Muito além de perdas na produção total de leite, os danos de um período seco sob estresse calórico podem ser muito maiores. A reprodução dessas na lactação subsequente foi um índice que sofreu um grande impacto negativo devido à má condução dos animais durante a fase seca. Maior número de inseminações por prenhez e menor taxa de concepção foram dois índices que mostram que o calor excessivo durante a fase seca das vacas pode influenciar negativamente o funcionamento reprodutivo dos animais.

Durante a pesquisa, foi observado que o estresse térmico também diminui a ingestão de alimentos em vacas secas. Isso resulta em um menor aporte de energia ao sistema imune, que é bastante dependente de energia para o seu adequado funcionamento, deixando-o em patamares não condizentes com os desafios de uma nova lactação. No pós-parto, doenças como mastite, retenção de placenta, metrite, entre outras, requerem do animal uma resposta imune rápida e eficaz. Animais que no período seco tiveram seu limiar de conforto térmico excedido adoeceram mais. Os números de casos de pneumonia, mastite e retenção de placenta foram maiores para aquele grupo de vacas secas que não foram resfriadas em comparação às que foram resfriadas.

Além do impacto direto na lactação subsequente da vaca, bezerras nascidas de vacas que não passaram por estresse térmico durante o período seco nasceram mais pesadas do que as nascidas de vacas não resfriadas. Também apresentaram melhor absorção de IgGs do colostro no intestino, bem como se mantiveram mais pesadas até o primeiro ano de vida e se tornaram novilhas que produziram na primeira lactação 5 kg de leite/dia a mais que as filhas das vacas estressadas termicamente.
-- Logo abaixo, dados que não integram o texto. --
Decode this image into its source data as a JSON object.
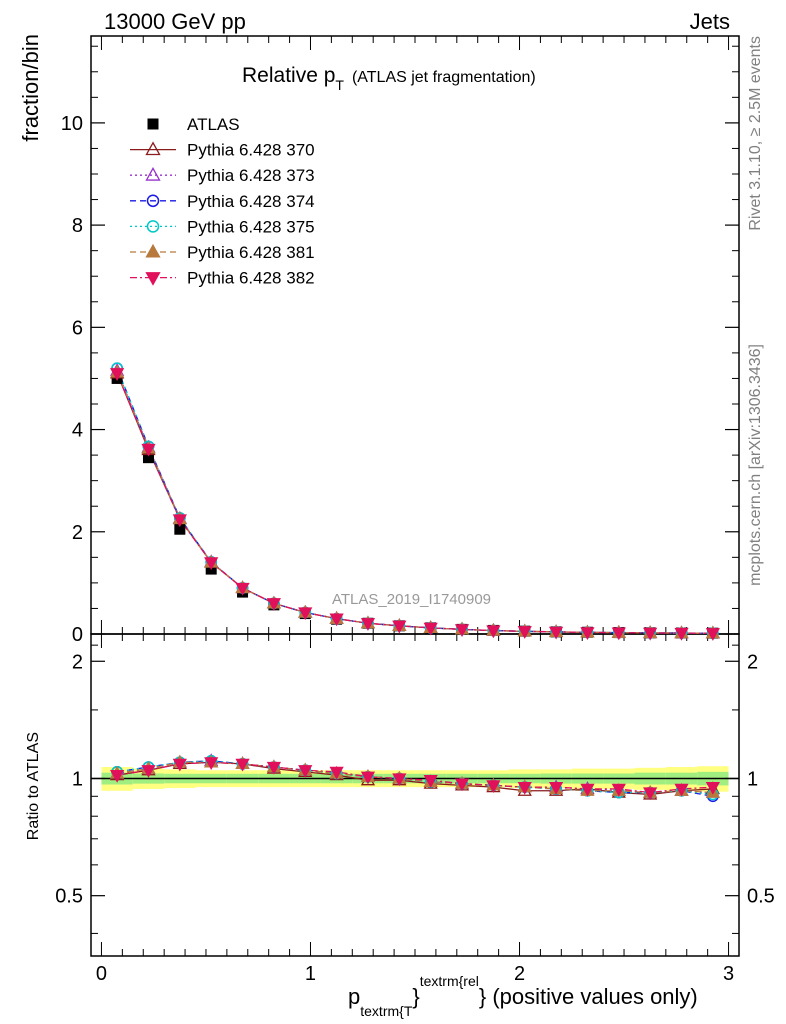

Fica clara a importância e a viabilidade econômica de oferecer às vacas secas um ambiente que traga conforto térmico. Galpões equipados com ventiladores e aspersores seriam o ideal, porém sabemos que isso nem sempre é possível. Pensando na realidade das fazendas brasileiras, que na maioria das vezes não possuem galpões, garantir aos animais um espaço adequado de sombra, água e comida em quantidade e qualidade pode ser um bom começo para ter melhores índices produtivos nesta fase.

Outra medida que pode ser uma alternativa para muitas fazendas seria a instalação de uma sala de resfriamento (sala de banho), que pode ser utilizada para as vacas em lactação antes das ordenhas e para as vacas secas e do pré-parto nos intervalos entre as ordenhas. Dois a três banhos diários com duração de 30 a 45 minutos cada um podem ser uma boa medida para oferecer conforto térmico para essa fase.